MI Senate advances bill that would eliminate retention from third-grade reading law
A Michigan Senate committee has voted to move forward with a bill that would change the state’s third grade reading law.
Senate Bill 12 has one purpose: to remove the expectation that schools retain third grade students who aren’t reading at grade level by that time, as measured by a state test they take in the spring of that year.
The committee heard testimony from education experts who said there’s no evidence that retention boosts reading skills or academic achievement. But they said it does often to lead to a host of other negative effects on students.
Holt Public Schools third grade teacher Leah Porter was last year’s Michigan Teacher of the Year. She pleaded with lawmakers to remove the retention requirement.
“It will affirm to parents, children, and educators all across the state that we see kids as human beings and not giving them a punitive, very harmful long-term component to their educational career because of one snapshot,” Porter told the Senate Education Committee on Tuesday.
The bill would leave in place other aspects of the third-grade reading law, such as additional supports for struggling readers.
“If a third-grade student is flagged as not proficient in third grade reading standards, all the supports that student would have received repeating the third grade will now be extended to the student in their fourth-grade year,” said Senator Dayna Polehanki (D-Livonia), the bill’s sponsor.
State Superintendent Michael Rice said that’s important.
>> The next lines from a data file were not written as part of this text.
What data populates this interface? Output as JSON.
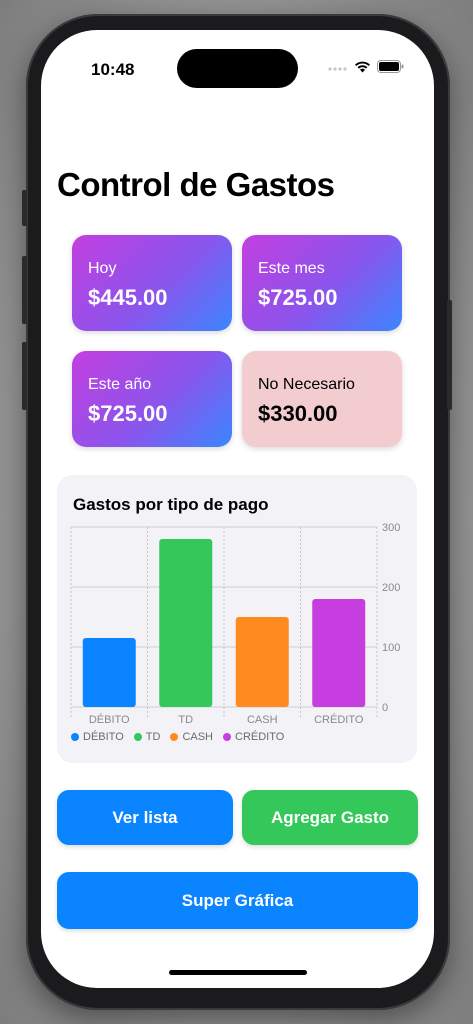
{
  "status": {
    "time": "10:48"
  },
  "title": "Control de Gastos",
  "cards": [
    {
      "label": "Hoy",
      "value": "$445.00",
      "style": "gradient"
    },
    {
      "label": "Este mes",
      "value": "$725.00",
      "style": "gradient"
    },
    {
      "label": "Este año",
      "value": "$725.00",
      "style": "gradient"
    },
    {
      "label": "No Necesario",
      "value": "$330.00",
      "style": "pink"
    }
  ],
  "chart_title": "Gastos por tipo de pago",
  "chart_data": {
    "type": "bar",
    "title": "Gastos por tipo de pago",
    "categories": [
      "DÉBITO",
      "TD",
      "CASH",
      "CRÉDITO"
    ],
    "values": [
      115,
      280,
      150,
      180
    ],
    "colors": [
      "#0a84ff",
      "#34c759",
      "#ff8a1f",
      "#c73ee0"
    ],
    "ylim": [
      0,
      300
    ],
    "y_ticks": [
      "0",
      "100",
      "200",
      "300"
    ],
    "y_axis_side": "right",
    "grid": true,
    "legend": [
      "DÉBITO",
      "TD",
      "CASH",
      "CRÉDITO"
    ],
    "legend_placement": "bottom-left"
  },
  "buttons": {
    "ver_lista": "Ver lista",
    "agregar_gasto": "Agregar Gasto",
    "super_grafica": "Super Gráfica"
  },
  "colors": {
    "blue": "#0a84ff",
    "green": "#34c759",
    "pink_card": "#f3cccf"
  }
}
He said research bolsters the idea that those additional supports were improving Michigan students’ reading scores before the COVID-19 pandemic hit, and before third-grade retention became the default requirement.
“The read-by-grade-three law simply requires too much time spent justifying a determination of retention or not, at the expense of focus on the children's literacy needs,” Rice said.
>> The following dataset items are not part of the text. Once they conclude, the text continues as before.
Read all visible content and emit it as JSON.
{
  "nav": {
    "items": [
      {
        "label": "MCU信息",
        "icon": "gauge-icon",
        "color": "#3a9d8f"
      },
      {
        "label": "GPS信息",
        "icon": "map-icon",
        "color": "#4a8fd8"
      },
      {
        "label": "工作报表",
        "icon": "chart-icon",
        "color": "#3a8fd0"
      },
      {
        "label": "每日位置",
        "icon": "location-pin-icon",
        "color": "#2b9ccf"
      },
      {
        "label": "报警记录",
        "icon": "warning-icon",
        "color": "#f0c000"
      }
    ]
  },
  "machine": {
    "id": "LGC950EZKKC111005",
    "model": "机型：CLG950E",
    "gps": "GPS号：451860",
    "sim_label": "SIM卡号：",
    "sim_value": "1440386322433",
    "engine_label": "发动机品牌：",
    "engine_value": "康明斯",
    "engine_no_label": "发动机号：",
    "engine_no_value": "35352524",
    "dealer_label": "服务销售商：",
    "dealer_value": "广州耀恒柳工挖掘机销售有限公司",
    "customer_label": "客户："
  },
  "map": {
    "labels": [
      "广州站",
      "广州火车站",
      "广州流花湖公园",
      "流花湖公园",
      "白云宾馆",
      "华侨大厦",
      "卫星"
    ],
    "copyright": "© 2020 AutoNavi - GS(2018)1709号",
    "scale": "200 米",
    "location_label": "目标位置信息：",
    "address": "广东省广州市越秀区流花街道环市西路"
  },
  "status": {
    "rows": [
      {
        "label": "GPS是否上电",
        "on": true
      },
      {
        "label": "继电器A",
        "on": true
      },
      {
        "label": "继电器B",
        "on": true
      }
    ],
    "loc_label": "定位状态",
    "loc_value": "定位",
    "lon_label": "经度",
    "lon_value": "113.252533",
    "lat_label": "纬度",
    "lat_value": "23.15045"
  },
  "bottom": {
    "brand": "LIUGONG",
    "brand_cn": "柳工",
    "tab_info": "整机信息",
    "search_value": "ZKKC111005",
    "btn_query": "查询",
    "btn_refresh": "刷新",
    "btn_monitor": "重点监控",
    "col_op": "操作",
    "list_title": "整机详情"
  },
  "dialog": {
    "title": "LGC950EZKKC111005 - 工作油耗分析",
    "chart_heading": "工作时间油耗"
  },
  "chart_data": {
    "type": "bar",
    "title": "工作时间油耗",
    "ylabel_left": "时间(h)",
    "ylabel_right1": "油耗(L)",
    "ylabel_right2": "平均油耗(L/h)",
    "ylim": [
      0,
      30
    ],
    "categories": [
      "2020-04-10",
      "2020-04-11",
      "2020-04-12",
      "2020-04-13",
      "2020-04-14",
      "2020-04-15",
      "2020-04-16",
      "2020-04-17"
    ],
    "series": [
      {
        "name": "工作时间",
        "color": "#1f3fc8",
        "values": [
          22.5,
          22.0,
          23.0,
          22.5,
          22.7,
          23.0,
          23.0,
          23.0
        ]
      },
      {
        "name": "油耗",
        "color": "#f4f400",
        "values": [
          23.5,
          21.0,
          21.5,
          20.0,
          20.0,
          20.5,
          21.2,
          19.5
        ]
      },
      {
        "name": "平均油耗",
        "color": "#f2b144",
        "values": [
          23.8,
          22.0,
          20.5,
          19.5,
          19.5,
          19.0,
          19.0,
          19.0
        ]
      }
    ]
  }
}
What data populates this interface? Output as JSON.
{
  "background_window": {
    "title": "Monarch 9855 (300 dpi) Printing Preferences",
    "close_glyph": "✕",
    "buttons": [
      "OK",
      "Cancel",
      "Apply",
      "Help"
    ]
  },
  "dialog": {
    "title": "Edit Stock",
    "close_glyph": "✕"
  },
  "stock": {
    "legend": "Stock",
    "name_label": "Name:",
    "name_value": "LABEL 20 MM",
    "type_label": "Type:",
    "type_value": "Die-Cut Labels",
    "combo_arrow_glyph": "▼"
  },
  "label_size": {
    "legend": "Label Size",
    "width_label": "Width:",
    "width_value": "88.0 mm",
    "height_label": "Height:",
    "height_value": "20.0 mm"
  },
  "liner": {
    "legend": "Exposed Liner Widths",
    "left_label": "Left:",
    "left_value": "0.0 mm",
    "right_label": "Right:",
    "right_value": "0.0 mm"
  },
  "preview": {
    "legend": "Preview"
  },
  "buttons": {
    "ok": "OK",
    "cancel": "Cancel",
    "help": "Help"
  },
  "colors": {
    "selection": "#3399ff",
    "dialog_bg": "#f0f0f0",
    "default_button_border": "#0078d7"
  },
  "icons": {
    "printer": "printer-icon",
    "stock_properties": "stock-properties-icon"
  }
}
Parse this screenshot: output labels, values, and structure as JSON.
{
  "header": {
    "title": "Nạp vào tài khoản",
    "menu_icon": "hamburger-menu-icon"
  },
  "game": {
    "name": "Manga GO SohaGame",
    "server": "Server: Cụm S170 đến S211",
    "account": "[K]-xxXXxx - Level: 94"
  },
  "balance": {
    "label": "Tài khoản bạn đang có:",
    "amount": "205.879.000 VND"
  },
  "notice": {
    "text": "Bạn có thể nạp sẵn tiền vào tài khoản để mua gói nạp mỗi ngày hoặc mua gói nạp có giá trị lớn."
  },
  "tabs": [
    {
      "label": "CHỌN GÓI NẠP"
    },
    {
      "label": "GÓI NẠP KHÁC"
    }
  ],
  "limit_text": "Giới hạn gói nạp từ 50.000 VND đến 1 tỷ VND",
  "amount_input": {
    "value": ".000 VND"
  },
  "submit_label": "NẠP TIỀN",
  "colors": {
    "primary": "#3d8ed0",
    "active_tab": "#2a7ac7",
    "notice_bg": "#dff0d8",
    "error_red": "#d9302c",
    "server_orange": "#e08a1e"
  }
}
“Let’s eliminate the punitive, and lean into the research-based and evidence-based approaches to improve literacy in the state.”
Katharine Strunk, a professor of economics and education at Michigan State University, said the retention requirement is also not evenly applied. She said Black students were more likely not to score as proficient on the reading test, but also more likely to be held back than white students who also didn’t meet the benchmarks. Strunk also noted that due to some leeway within the current law, some districts are holding students back at higher rates than others.
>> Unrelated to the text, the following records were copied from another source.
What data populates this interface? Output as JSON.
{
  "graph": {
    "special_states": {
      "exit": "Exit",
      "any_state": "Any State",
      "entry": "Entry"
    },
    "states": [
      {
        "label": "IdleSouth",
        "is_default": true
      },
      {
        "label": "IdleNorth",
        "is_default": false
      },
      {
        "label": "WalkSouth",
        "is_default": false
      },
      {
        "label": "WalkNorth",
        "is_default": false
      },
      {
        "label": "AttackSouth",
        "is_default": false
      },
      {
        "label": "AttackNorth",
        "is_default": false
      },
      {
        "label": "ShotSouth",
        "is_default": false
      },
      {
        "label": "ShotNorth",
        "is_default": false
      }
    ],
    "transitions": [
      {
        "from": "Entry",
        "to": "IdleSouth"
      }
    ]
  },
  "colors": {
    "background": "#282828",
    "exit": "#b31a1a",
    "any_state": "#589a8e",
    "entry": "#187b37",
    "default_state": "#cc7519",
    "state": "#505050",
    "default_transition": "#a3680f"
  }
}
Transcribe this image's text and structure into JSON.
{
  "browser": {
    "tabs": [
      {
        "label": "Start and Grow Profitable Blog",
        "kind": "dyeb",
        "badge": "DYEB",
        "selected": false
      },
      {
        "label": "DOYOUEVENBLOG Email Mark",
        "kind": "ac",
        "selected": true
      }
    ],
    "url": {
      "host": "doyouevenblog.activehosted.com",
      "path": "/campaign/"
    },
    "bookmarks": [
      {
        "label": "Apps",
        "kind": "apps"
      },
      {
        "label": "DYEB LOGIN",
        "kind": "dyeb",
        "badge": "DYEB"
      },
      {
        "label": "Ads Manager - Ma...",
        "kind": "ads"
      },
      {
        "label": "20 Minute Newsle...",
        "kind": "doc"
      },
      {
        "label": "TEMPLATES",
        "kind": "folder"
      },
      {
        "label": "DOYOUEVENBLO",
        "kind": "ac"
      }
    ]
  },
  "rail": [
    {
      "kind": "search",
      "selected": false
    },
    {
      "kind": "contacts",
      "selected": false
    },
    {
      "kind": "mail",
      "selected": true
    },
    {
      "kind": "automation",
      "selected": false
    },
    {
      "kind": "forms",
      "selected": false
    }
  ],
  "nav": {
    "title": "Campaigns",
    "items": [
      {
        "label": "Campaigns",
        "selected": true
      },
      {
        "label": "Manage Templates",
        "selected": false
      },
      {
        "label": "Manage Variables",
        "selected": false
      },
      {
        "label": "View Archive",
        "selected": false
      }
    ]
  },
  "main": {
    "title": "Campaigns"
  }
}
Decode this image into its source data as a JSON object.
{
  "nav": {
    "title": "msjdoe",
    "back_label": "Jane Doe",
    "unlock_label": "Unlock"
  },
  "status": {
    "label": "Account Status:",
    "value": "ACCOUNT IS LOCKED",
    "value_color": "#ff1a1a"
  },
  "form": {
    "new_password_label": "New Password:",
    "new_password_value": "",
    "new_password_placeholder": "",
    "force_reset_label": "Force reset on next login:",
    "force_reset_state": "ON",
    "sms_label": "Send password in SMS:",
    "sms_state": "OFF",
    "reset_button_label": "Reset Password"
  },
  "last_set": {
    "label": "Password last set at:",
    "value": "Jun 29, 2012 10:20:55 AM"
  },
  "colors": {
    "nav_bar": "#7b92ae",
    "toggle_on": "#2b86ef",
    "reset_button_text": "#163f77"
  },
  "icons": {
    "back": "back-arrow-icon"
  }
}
“So the district that you enroll in, which is based on where you live, determines the likelihood of being retained,” Strunk said. “And that's not what we think about as an equitable way to implement a policy.”
Sen. John Damoose (R-Harbor Springs) was the sole vote against moving the bill out of committee. He questioned whether “now is the time to do anything to weaken our standards, or limit accountability, or take any tools out of our toolbox here.”
“I'm also concerned with schools’ abilities to provide these effective interventions,” Damoose added, noting a shortage of educators and trained reading intervention coaches in some schools.
The bill ultimately passed out of the Education Committee and now moves on to the Senate floor, where it appears to have the support of the new Democratic majority in the Legislature.